Now, Ammud offers an array of Jewish textual, language, and culturally-themed sessions, such as “Truth-telling Prophecy and the Prophetic Voice in JOC Activism” by Dimensions CEO and JoCI grantee Yavilah McCoy. Ammud’s chavruta-style sessions are reaching 340 members, with between 15 to 45 participants in each course they offer.
Korman told JoCI that Ammud prioritizes Jewish learning and leadership training while making sure not to box Jews of Color into one-dimensional roles. Often Jews of Color are pressured to take on activist roles, or to put their stories on display as “teachable moments” for the benefit of white Jews improving their racial biases or politics. Ammud makes sure not to pressure participants to fill these roles, treating them with the full humanity and complexities white Jews are granted in Jewish learning spaces.
“Our hope is that ultimately we want to be empowering JoCs to be in positions of leadership to whatever extent they want,” Korman stated. “Not everyone who comes to our programs has to be ready to teach white Jews, but that is an option if people want to get that kind of skill-learning.”
Ammud’s educational approach focuses on uplifting Jewish learning and community building amongst JoCs without the tokenization they often face in predominantly white Jewish settings. Korman noted that Ammud seeks to foster an environment where Jews of Color can exist, study Jewish texts, and learn alongside those who reflect and respect their identities.
To help sustain their Jewish educational community, Ammud has used a JoCI-distributed grant to pay their teaching staff for facilitating learning sessions, which reflects JoCI’s values of compensating the emotional and intellectual labor of Jews of Color.

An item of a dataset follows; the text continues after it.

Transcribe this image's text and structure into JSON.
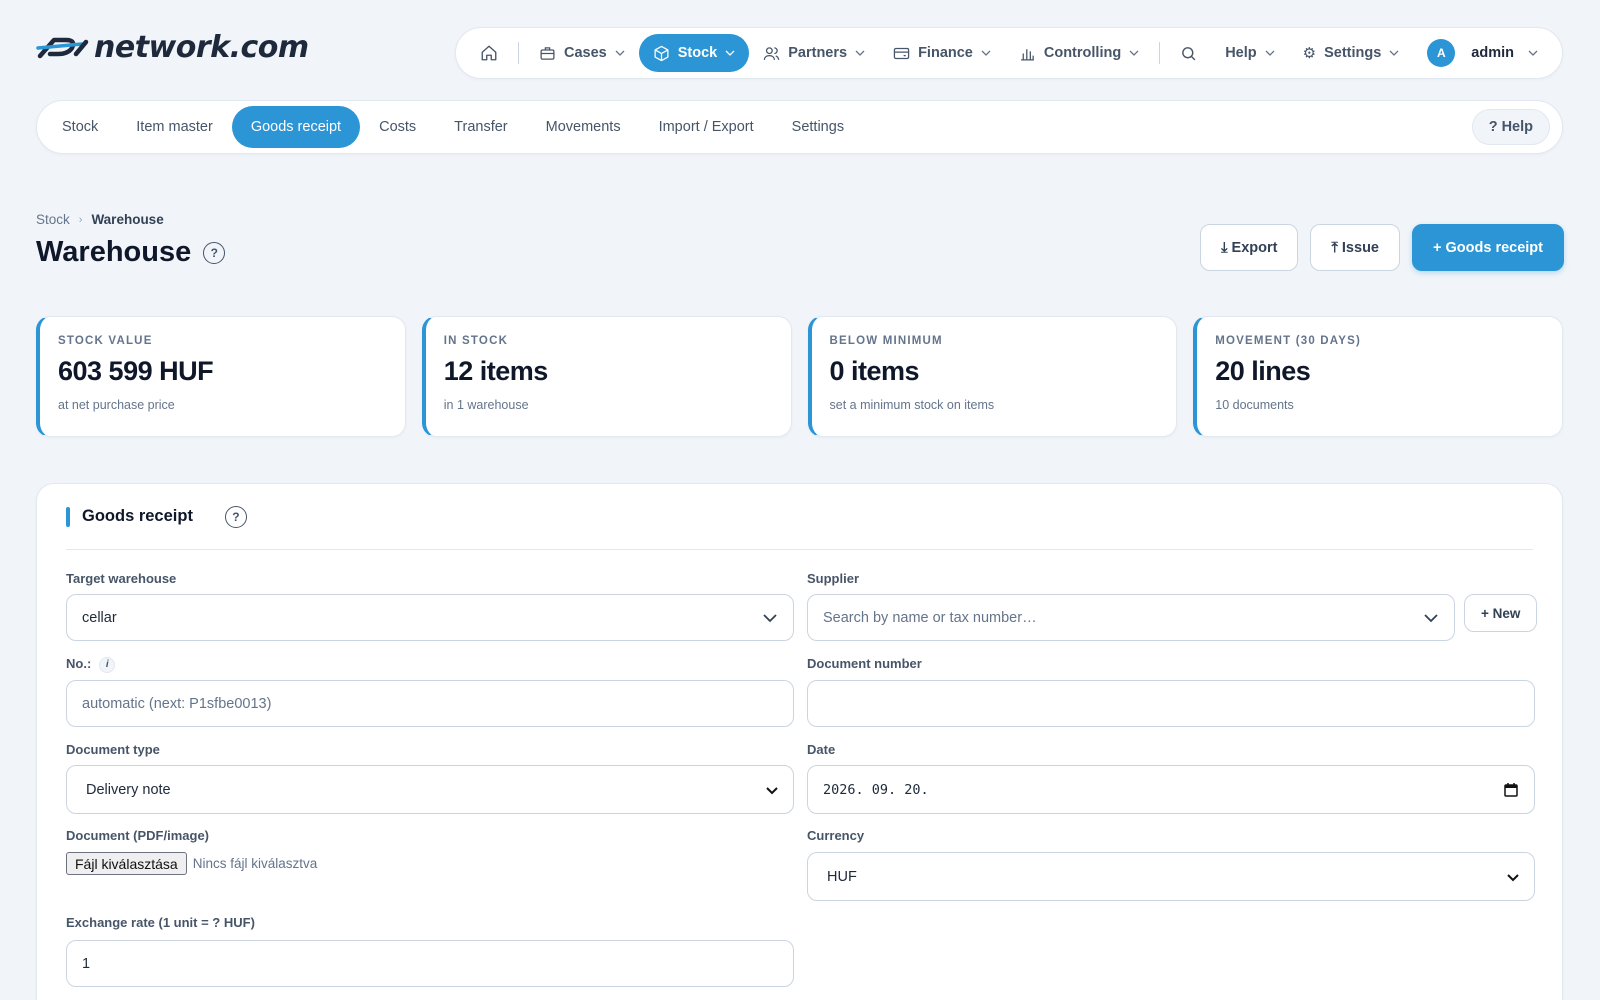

“Funding for Ammud allows us to pay our teachers, which is so key. We do have a volunteer board at Ammud, but we are not trying to be another organization that relies on volunteer labor to function,” said Korman. “We really believe in honoring the work our teachers, and people who work at Ammud, do.”
Ammud has also used the grant to address food insecurity and supply participants with dinner during each learning session. “When you are running a program for people who have been historically disenfranchised, it could really make a difference if there is dinner or not. We took that very seriously,” Korman explained.
In addition to receiving grants, Korman says Ammud’s ability to provide JoCs with a safe and accepting educational environment can be credited to the legacy of Jews of Color who have tirelessly organized for years. “I know that nothing Yehuda or I did would have been possible without decades of JoCs being in institutions and pushing for that possibility. We have elders looking out for us.”